Coming back to the example web application - if the application does not check or escape its input values, then it is possible for the legitimate user to introduce something that is a valid value (consider O'Neal as a family name, for example), but when naively used as part of the SQL query will result in incorrect procedure calls and will be rejected by the database system. The application should still escape such values to ensure that things work properly, but now the motivation for doing this is completely different. It is not the security of the system that is affected by any mistakes here, but only the user interaction.
In other words, by just moving the security boundary closer to the database, things that were security issues become user interface issues. This shift is very valuable and the difference is really in the cost of forgetting to do it. Forgetting to escape the string with non-encapsulated database can cost you the lost of data integrity if some attacker finds the hole. The same lousiness with the database that is already encapsulated can cost you at most some irritation of the legitimate user. Which of these two consequences do you prefer?
Similarly, one of the proposed alternative "solutions" to the original SQL injection problem is to use prepared statements and bind variables in the target programming language. Again, encapsulating the database structures behind the system of privileges and a set of publicly accessible stored procedures changes the motivation for applying this solution. Not doing it with non-encapsulated database is a security issue. Not doing it with properly encapsulated database is at most a user interface issue or maybe also a performance issue if it makes any difference for the underlying server. Which of these two consequences do you prefer?
Proper encapsulation of the database is the solution to the problem of uncontrolled modifications and the database systems are not different from any other aspect of the whole system. If you find it natural to divide your Java or C++ (or whatever) classes into private and public part, do the same with your database structures. By doing this the security boundary in the system will move closer to what you actually try to protect.
More explicit conclusion is that the majority of SQL injection related books and articles that promote client-side "solutions" without even touching the subject of proper data encapsulation are just misleading and providing a false sense of security. There is no security without encapsulation, period.
I have mentioned that encapsulation can go as far as to the point where even the session itself is managed by the database server. In such a setup the designer can assume that the client application is completely untrusted and therefore can connect to the database without any passwords.
The common practice in various PHP applications is to hard-encode the database password in the scripts.

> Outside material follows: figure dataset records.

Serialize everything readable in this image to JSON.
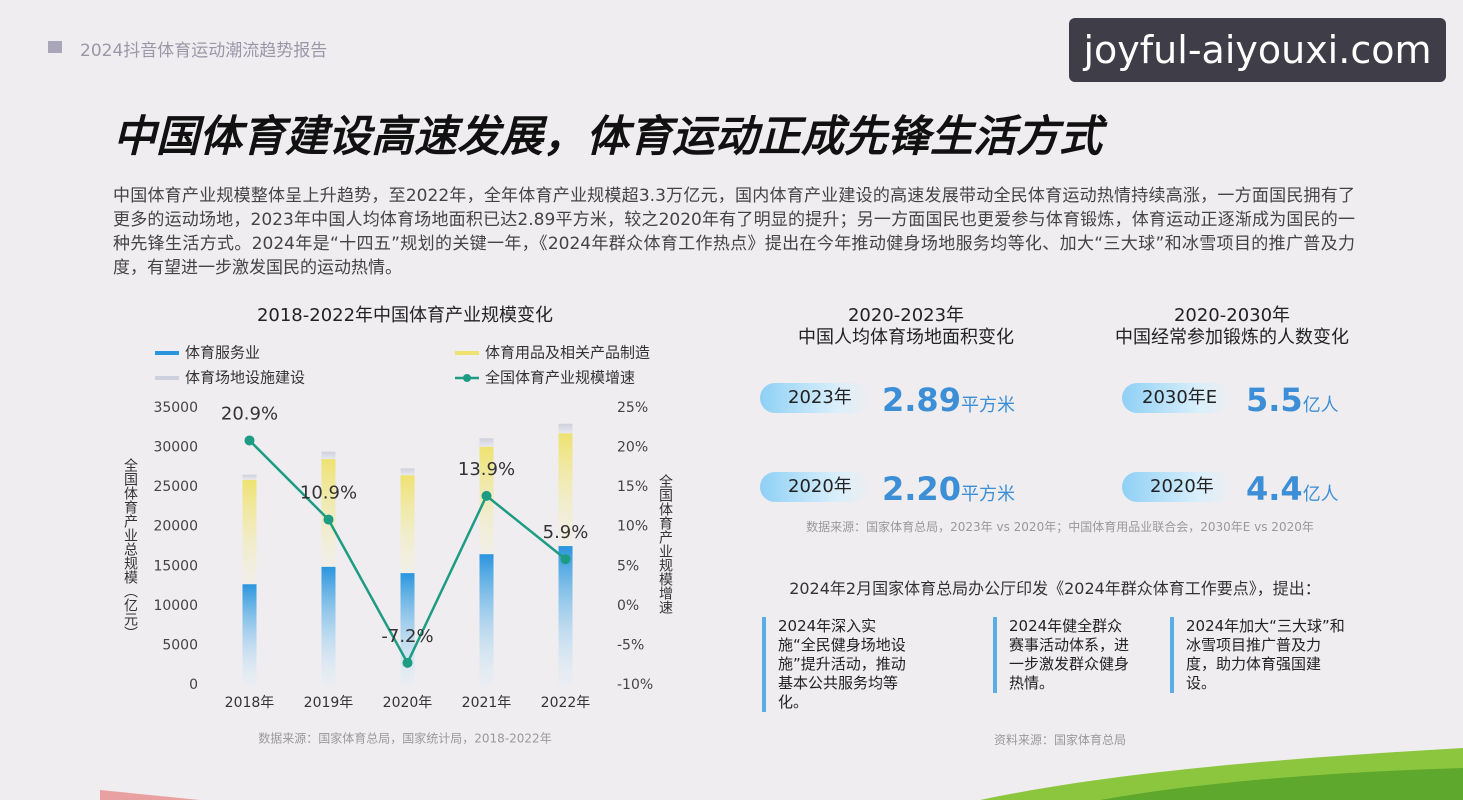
{
  "header": {
    "report": "2024抖音体育运动潮流趋势报告",
    "watermark": "joyful-aiyouxi.com",
    "title": "中国体育建设高速发展，体育运动正成先锋生活方式",
    "paragraph": "中国体育产业规模整体呈上升趋势，至2022年，全年体育产业规模超3.3万亿元，国内体育产业建设的高速发展带动全民体育运动热情持续高涨，一方面国民拥有了更多的运动场地，2023年中国人均体育场地面积已达2.89平方米，较之2020年有了明显的提升；另一方面国民也更爱参与体育锻炼，体育运动正逐渐成为国民的一种先锋生活方式。2024年是“十四五”规划的关键一年，《2024年群众体育工作热点》提出在今年推动健身场地服务均等化、加大“三大球”和冰雪项目的推广普及力度，有望进一步激发国民的运动热情。"
  },
  "chart_data": {
    "type": "bar",
    "title": "2018-2022年中国体育产业规模变化",
    "categories": [
      "2018年",
      "2019年",
      "2020年",
      "2021年",
      "2022年"
    ],
    "series": [
      {
        "name": "体育服务业",
        "color": "#2a95dd",
        "values": [
          12732,
          14930,
          14136,
          16527,
          17555
        ]
      },
      {
        "name": "体育用品及相关产品制造",
        "color": "#eee270",
        "values": [
          13201,
          13614,
          12372,
          13585,
          14260
        ]
      },
      {
        "name": "体育场地设施建设",
        "color": "#cfd0dd",
        "values": [
          646,
          939,
          864,
          1062,
          1193
        ]
      },
      {
        "name": "全国体育产业规模增速",
        "color": "#1e9c83",
        "type": "line",
        "axis": "y2",
        "values": [
          20.9,
          10.9,
          -7.2,
          13.9,
          5.9
        ],
        "value_labels": [
          "20.9%",
          "10.9%",
          "-7.2%",
          "13.9%",
          "5.9%"
        ]
      }
    ],
    "ylabel": "全国体育产业总规模（亿元）",
    "y2label": "全国体育产业规模增速",
    "ylim": [
      0,
      35000
    ],
    "yticks": [
      0,
      5000,
      10000,
      15000,
      20000,
      25000,
      30000,
      35000
    ],
    "y2lim": [
      -10,
      25
    ],
    "y2ticks": [
      {
        "value": -10,
        "label": "-10%"
      },
      {
        "value": -5,
        "label": "-5%"
      },
      {
        "value": 0,
        "label": "0%"
      },
      {
        "value": 5,
        "label": "5%"
      },
      {
        "value": 10,
        "label": "10%"
      },
      {
        "value": 15,
        "label": "15%"
      },
      {
        "value": 20,
        "label": "20%"
      },
      {
        "value": 25,
        "label": "25%"
      }
    ],
    "source": "数据来源：国家体育总局，国家统计局，2018-2022年"
  },
  "stats": [
    {
      "title": [
        "2020-2023年",
        "中国人均体育场地面积变化"
      ],
      "items": [
        {
          "label": "2023年",
          "value": "2.89",
          "unit": "平方米"
        },
        {
          "label": "2020年",
          "value": "2.20",
          "unit": "平方米"
        }
      ]
    },
    {
      "title": [
        "2020-2030年",
        "中国经常参加锻炼的人数变化"
      ],
      "items": [
        {
          "label": "2030年E",
          "value": "5.5",
          "unit": "亿人"
        },
        {
          "label": "2020年",
          "value": "4.4",
          "unit": "亿人"
        }
      ]
    }
  ],
  "stats_source": "数据来源：国家体育总局，2023年 vs 2020年；中国体育用品业联合会，2030年E vs 2020年",
  "notice": {
    "heading": "2024年2月国家体育总局办公厅印发《2024年群众体育工作要点》，提出：",
    "items": [
      "2024年深入实施“全民健身场地设施”提升活动，推动基本公共服务均等化。",
      "2024年健全群众赛事活动体系，进一步激发群众健身热情。",
      "2024年加大“三大球”和冰雪项目推广普及力度，助力体育强国建设。"
    ],
    "source": "资料来源：国家体育总局"
  }
}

This has very broad security consequences. With encapsulated database that encapsulates also the session management the PHP scripts can connect to the database without any password at all. There is no security consequence in doing this, and the advantage is that there is no need to worry about those hard-coded passwords.
Some web designers can rightly note that some popular database servers do not support this kind of encapsulation very well, for example due to the lack of stored procedures or crippled privileges system or whatever. The obvious answer to this is that instead of getting stuck with these crippled servers and broken security solution on the client side, I would strongly recommend migration to some real database server and then doing things properly.
Special thanks go to Jacek Wojcieszuk, a DBA at CERN, for his comments on the initial version of this article.